Peer review is the impartial assessment of research by others working in the same or a related field. Peer review is often used in the evaluation of grant proposals, publications and ethics approvals.
Macquarie University acknowledges the importance of peer review as part of the scientific process, and we encourage all our researchers to participate in peer review.
The peer-review process involves the sharing of information for scholarly assessment on behalf of the larger disciplinary community. The integrity of this process depends on confidentiality until the information is released to the public.
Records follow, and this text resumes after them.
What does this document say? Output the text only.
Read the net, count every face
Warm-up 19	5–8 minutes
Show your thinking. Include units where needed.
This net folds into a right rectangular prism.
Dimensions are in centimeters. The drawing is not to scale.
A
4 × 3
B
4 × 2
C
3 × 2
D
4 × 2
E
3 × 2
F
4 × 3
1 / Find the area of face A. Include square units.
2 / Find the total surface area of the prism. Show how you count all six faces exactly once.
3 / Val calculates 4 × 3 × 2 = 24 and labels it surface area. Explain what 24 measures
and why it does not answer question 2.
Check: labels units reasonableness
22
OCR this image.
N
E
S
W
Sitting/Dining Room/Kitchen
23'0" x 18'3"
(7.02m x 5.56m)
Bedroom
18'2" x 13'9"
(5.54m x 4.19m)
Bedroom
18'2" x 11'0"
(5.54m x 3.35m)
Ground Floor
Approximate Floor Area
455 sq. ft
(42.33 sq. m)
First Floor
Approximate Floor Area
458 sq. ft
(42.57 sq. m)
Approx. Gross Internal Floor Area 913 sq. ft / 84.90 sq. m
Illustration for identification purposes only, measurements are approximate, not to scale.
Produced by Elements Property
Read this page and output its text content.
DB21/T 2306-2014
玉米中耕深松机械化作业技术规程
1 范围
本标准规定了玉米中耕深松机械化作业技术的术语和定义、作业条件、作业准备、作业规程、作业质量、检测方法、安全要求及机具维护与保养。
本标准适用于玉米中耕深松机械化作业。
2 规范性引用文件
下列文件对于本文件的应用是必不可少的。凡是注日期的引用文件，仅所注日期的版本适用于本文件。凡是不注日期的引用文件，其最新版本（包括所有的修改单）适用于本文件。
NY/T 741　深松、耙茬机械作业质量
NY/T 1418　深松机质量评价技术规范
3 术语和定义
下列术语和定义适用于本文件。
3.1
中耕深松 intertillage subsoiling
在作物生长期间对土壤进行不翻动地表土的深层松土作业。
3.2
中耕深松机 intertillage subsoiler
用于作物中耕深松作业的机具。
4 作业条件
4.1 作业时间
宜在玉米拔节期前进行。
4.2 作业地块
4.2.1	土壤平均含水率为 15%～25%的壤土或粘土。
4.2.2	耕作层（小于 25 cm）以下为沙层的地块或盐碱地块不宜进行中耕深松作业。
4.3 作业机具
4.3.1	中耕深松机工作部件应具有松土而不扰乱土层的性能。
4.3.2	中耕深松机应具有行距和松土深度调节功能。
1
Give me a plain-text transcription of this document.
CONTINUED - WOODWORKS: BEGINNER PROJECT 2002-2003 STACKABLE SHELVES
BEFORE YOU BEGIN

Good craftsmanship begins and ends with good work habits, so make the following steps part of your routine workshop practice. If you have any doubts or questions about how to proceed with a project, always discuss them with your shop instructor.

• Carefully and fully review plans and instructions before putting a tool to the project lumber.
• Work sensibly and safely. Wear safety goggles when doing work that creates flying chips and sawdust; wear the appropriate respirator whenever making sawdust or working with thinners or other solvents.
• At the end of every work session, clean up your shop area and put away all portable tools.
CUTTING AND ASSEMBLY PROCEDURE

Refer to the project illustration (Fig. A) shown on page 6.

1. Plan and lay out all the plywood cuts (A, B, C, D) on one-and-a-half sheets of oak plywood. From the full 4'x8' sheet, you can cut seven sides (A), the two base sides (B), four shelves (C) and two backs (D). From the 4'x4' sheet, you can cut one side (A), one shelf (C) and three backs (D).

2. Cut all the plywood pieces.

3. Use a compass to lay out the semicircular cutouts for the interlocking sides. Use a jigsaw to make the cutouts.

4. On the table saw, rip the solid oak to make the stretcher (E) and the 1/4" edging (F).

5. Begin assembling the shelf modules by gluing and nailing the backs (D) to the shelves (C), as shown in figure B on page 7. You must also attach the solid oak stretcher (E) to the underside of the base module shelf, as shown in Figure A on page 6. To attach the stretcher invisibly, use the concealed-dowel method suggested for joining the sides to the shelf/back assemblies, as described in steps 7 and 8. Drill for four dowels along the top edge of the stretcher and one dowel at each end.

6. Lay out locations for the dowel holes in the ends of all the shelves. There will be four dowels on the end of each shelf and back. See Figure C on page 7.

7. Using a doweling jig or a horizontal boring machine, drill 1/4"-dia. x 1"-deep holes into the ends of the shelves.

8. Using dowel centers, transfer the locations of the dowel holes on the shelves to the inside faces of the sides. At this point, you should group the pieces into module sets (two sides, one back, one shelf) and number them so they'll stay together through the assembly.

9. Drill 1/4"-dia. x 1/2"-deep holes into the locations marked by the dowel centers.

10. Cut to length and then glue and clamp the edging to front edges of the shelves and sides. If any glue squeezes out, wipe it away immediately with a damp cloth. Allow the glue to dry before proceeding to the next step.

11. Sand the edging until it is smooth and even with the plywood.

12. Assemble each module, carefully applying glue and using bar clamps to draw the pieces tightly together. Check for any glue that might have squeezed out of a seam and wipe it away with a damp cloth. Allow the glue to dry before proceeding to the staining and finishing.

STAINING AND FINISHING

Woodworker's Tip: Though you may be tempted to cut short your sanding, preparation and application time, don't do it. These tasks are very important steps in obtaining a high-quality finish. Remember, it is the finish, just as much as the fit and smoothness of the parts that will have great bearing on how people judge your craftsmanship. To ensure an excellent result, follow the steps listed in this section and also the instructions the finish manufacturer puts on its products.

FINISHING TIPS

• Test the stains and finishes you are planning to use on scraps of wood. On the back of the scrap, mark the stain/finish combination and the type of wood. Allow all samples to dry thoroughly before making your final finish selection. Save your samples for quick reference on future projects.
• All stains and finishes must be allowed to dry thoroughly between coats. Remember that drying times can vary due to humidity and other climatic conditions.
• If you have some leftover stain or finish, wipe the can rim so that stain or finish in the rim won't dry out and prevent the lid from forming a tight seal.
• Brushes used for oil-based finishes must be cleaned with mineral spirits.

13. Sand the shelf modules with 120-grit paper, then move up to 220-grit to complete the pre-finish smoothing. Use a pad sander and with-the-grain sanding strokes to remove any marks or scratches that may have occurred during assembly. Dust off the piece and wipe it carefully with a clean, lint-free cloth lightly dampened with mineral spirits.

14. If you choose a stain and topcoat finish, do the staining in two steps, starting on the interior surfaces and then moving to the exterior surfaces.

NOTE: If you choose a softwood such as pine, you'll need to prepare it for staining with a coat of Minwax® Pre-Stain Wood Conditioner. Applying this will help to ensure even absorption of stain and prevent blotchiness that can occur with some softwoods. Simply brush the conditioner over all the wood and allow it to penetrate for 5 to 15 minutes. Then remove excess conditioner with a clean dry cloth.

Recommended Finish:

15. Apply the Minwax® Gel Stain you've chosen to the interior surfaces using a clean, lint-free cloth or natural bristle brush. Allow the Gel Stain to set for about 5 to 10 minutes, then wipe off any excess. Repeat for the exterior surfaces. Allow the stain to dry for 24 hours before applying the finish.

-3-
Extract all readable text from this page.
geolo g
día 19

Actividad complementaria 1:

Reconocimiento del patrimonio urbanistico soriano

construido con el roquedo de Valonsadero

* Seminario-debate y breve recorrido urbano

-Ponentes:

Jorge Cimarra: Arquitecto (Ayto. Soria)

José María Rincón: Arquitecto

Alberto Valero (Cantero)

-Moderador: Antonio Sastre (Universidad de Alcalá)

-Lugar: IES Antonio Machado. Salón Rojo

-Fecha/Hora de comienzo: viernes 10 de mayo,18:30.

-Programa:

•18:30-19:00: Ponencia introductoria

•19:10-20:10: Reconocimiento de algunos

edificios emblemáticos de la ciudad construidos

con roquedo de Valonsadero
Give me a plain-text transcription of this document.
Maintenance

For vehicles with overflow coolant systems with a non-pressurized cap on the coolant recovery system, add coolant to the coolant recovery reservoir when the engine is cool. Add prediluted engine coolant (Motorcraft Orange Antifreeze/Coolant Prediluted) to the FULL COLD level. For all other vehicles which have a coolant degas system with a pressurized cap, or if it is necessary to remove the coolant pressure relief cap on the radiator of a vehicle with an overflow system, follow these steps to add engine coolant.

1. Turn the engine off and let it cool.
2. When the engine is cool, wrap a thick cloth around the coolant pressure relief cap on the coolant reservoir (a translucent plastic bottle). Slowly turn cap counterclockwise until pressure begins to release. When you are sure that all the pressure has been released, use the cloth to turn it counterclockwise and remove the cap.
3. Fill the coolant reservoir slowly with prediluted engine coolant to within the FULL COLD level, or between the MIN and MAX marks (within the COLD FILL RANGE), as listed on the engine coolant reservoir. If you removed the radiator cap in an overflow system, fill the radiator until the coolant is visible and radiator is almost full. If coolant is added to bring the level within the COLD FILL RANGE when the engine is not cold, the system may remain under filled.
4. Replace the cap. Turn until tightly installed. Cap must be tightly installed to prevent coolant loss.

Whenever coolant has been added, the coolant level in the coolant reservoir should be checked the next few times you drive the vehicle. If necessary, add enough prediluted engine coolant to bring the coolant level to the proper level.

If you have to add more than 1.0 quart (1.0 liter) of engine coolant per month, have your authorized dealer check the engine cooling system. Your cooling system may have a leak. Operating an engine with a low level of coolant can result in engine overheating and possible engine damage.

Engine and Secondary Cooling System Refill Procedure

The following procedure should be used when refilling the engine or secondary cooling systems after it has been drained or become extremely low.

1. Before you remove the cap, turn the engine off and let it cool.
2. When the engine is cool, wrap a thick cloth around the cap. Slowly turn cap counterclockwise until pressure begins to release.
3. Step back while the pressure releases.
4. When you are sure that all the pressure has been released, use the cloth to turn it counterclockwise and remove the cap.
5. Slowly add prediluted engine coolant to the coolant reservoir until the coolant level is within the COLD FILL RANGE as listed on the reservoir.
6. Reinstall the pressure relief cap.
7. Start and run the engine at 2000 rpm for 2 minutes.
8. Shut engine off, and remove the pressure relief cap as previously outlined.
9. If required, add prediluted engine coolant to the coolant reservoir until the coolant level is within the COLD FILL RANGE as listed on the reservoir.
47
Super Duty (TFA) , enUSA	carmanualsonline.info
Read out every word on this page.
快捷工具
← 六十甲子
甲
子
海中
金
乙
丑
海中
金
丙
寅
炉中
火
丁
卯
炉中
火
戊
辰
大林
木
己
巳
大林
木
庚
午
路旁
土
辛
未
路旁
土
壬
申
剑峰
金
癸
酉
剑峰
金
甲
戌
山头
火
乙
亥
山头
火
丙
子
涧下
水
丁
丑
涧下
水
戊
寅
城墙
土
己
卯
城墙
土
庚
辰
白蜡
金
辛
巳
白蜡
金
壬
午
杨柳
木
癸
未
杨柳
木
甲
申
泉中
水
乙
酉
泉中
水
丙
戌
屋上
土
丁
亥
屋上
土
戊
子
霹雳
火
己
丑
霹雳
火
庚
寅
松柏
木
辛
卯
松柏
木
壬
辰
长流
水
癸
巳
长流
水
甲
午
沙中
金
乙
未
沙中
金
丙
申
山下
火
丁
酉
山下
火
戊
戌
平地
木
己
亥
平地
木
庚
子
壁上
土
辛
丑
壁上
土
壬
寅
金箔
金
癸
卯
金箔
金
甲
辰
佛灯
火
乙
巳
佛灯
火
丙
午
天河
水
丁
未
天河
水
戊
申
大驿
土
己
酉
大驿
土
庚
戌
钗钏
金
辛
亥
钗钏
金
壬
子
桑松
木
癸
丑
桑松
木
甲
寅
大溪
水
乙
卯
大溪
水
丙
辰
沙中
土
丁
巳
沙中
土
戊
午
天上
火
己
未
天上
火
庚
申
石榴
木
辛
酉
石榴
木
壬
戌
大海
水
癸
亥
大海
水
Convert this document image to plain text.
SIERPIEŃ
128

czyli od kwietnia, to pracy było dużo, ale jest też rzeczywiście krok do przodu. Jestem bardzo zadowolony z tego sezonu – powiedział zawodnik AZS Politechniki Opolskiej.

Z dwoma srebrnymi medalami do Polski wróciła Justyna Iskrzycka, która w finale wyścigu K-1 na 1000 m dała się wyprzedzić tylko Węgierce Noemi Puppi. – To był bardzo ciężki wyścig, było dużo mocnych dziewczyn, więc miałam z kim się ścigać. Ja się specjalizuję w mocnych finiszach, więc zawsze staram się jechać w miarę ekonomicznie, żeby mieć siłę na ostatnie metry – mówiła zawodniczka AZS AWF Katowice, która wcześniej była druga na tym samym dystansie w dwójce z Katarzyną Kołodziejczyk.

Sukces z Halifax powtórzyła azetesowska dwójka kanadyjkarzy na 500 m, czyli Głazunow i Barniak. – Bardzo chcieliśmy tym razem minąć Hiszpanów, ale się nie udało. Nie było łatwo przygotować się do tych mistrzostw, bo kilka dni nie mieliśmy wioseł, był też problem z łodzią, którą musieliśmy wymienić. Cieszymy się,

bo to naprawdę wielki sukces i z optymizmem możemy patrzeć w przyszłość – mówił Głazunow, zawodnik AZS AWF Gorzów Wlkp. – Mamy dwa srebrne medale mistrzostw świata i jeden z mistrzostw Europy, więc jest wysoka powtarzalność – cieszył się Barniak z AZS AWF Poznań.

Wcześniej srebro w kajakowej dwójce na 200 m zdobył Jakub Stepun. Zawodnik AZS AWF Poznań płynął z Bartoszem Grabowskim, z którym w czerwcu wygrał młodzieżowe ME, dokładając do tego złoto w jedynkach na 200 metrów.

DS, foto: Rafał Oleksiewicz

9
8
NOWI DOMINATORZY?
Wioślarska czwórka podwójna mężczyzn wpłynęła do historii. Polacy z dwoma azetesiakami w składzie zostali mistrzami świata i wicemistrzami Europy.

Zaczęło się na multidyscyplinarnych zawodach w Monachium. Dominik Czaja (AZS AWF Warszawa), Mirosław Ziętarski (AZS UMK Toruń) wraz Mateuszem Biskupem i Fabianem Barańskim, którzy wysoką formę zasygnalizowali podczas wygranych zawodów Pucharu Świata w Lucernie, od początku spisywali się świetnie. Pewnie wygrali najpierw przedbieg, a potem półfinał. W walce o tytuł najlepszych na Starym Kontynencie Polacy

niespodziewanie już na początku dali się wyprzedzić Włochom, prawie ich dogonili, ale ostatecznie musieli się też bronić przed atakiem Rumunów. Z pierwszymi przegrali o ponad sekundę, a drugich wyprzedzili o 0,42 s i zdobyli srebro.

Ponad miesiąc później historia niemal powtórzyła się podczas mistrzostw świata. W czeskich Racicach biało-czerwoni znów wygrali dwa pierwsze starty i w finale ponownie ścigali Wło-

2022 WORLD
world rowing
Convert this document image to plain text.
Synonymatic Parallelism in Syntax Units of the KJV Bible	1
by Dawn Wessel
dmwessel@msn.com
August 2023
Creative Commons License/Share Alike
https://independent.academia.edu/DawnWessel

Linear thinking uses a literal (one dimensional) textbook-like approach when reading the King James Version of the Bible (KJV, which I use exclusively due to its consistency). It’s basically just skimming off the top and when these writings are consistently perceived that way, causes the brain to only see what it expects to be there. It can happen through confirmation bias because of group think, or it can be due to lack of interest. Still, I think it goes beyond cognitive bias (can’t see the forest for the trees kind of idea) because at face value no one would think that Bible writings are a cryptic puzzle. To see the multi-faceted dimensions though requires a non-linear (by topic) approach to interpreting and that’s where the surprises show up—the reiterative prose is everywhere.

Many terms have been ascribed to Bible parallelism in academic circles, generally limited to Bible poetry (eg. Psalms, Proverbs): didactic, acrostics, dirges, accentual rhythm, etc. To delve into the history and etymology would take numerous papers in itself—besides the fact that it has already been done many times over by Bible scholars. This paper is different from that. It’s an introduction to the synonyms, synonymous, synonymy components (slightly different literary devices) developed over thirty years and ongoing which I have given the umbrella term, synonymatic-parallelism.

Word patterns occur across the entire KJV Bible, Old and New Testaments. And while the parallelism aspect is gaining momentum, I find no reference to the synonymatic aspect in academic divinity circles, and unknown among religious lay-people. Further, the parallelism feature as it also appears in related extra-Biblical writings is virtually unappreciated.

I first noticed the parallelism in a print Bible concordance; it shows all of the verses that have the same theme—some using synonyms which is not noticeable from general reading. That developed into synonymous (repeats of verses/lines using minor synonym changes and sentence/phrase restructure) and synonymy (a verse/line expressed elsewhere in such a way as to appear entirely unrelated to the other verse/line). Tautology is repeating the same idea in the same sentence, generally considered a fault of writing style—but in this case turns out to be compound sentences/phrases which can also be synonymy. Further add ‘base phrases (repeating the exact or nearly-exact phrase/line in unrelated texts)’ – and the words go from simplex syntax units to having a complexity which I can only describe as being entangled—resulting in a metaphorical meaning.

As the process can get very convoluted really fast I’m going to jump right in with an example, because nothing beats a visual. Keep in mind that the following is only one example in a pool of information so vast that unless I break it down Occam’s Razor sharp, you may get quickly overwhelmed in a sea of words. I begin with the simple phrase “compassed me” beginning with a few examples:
Therefore, the contents of research proposals, manuscripts submitted for publication and other scholarly documents under review should be considered privileged information not to be shared with others, including students and staff, without explicit permission by the authority requesting the review. Ideas and results learned through the peer-review process should not be made use of prior to their presentation in a public forum or their release through publication.
Responsibilities of researchers
Researchers are responsible for:
- Refraining from interfering with the peer-review process
- Participating in peer review and fulfilling peer-review obligations associated with their funding
- Assisting trainee researchers in developing peer-review skills and understanding their responsibilities
- Declaring all relevant conflicts of interest
Macquarie University encourages collaborative research within and beyond the University, nationally and internationally.
When establishing an external research collaboration, you should discuss the following areas with your collaborators:
- Ownership of intellectual property (see the University's Intellectual Property Policy)
- Ownership, location and access to the data and materials
- Identification and management of conflicts of interest
- Protocols for the dissemination of research outputs
- Sharing of commercial returns
- Responsibility for ethics and research safety.
In some instances, a formal agreement between the collaborating organisations may be necessary. Researchers are encouraged to discuss potential collaborations with their faculty research manager at an early stage to determine if a formal agreement is required.
Researchers involved in a collaborative research project must familiarise themselves and comply with the written agreement governing the collaboration and all policies and agreements affecting the project.
Researchers must disclose to their collaborators as soon as possible any actual or apparent conflicts of interest relating to any aspect of a collaborative project.
The University’s policies and documents that are directly related to the conduct of ethical research are listed within the Macquarie Code.